The traditional argument hurled at challenger banks is that while they may be gaining popularity, their lack of profitability means they are not serious contenders. However, as challengers like Monzo continue to grow and engage with their users, their path to profitability lies in the long-term benefits of customer engagement.

Across Europe, the number of digital bank users is projected to more than double in a year to 35 million (Accenture, 2019). This trend has been driven by bigger players such as Monzo, which is growing by 200,000 users a month. The bank also now makes up 50% of the UK digital bank market share for monthly active users.

This growth should worry incumbent providers, yet it doesn’t because those same challenger banks are currently losing an average of £9 per customer (although this is on a downward trend with Monzo, for example). However, this figure fails to show digital banks’ prospects for the future. GlobalData’s Global Retail Banking Analytics shows that incumbent banks typically make 85%+ of their profit through lending, a segment that most marketplace banking models have only recently begun to offer. Monzo, for example, was already receiving a significant proportion of its net income this year through interest from overdrafts and is likely to generate an even greater proportion having introduced personal loans this year.
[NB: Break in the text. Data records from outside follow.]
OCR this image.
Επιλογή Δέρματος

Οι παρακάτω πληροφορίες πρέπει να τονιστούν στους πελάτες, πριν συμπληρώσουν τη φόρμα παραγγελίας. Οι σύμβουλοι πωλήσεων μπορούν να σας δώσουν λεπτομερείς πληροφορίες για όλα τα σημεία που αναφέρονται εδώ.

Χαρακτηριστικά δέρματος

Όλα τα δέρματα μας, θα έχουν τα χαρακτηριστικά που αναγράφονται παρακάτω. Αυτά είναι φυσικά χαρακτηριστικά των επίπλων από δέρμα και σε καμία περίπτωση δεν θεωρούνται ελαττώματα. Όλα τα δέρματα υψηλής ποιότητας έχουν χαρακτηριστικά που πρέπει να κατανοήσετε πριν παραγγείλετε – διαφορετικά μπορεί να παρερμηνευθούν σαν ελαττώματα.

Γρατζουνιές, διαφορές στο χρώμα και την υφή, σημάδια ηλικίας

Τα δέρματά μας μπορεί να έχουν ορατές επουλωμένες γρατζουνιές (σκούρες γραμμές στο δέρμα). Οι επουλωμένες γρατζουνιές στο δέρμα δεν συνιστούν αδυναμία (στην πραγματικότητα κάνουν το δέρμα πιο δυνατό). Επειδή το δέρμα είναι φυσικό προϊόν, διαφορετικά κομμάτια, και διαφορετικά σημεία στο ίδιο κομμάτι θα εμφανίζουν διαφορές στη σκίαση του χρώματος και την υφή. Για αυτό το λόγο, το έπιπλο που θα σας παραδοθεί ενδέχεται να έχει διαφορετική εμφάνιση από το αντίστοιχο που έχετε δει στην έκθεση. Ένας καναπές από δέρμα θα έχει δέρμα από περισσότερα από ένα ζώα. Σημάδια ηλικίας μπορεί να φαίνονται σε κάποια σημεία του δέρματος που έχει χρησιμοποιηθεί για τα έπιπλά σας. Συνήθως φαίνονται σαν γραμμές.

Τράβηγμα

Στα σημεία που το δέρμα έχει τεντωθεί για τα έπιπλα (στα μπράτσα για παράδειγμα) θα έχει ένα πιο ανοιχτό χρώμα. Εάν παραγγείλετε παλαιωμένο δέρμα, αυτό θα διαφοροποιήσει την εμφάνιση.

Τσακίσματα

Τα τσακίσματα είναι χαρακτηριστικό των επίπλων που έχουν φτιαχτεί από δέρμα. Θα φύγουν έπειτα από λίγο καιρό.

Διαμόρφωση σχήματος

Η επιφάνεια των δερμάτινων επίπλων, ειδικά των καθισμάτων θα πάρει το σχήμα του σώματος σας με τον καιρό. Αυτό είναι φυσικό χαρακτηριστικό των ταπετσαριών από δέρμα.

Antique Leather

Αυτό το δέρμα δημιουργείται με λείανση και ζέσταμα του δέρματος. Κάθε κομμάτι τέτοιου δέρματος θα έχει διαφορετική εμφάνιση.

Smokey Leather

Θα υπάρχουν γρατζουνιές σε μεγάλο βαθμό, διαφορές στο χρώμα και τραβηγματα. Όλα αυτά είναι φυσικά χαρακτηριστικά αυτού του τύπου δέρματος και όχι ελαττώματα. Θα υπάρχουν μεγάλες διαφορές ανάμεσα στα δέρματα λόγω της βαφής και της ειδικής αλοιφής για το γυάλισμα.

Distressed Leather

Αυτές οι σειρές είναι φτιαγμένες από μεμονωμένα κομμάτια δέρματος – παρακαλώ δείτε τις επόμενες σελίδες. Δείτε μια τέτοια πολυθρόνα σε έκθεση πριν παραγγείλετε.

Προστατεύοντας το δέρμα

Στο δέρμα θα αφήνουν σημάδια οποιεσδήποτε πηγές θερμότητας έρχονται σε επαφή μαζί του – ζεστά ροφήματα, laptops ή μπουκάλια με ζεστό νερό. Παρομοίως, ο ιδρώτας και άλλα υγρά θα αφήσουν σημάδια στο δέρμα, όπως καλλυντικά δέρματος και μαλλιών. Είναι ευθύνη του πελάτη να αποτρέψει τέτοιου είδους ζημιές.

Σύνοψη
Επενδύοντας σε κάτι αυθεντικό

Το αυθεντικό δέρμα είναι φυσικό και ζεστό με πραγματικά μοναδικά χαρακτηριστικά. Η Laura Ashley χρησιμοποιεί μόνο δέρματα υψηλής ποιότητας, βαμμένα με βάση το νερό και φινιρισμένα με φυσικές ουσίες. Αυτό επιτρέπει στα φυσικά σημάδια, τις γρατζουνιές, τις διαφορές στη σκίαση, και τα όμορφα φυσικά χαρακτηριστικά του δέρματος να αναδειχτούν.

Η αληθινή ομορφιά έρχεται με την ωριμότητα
Digital banks will also benefit from increasing economies of scale where higher income outstrips higher costs, a situation that Monzo and its rivals expect in the coming year.

Digital banks have been able to generate this level of growth by capturing the hearts and minds of their customers. While incumbent banks have net promoter scores of around 20, digital banks average an impressive 62. Monzo itself receives a score of 80 and was recently voted the top UK brand from a pool of 1,500, an unprecedented feat within the banking sector. This apparent hype has a significant effect on its bottom line. Whereas incumbent banks have to tempt customers to switch with cash rewards of up to $260 (£200) as well as special teaser rates for savings and mortgages, Monzo can sign up hundreds of thousands of customers at very low acquisition costs.

The marketplace has also been a great way to grow as challengers are able to offer a suite of low-cost products, with the likes of Starling creating products such as cybersecurity and credit score builders that are not available with incumbents. As the marketplace can reach more parts of a customer’s financial life, it will continue to be used as a place to attract customers and keep them engaged. But for the most profitable products, such as credit cards and personal loans, Monzo and others will increasingly supply these products themselves.

Incumbent banks may point to a lack of profitability in the current climate as proof of Monzo’s supposed inevitable demise. Yet before this problem arose, it was the lack of customer numbers that was claimed would be its downfall. Those that concentrate on either are missing the fundamental point. Rather than concentrating on static numbers, banks should observe how Monzo has helped and engaged with its customers and decipher what they can do to achieve the same satisfaction with their own.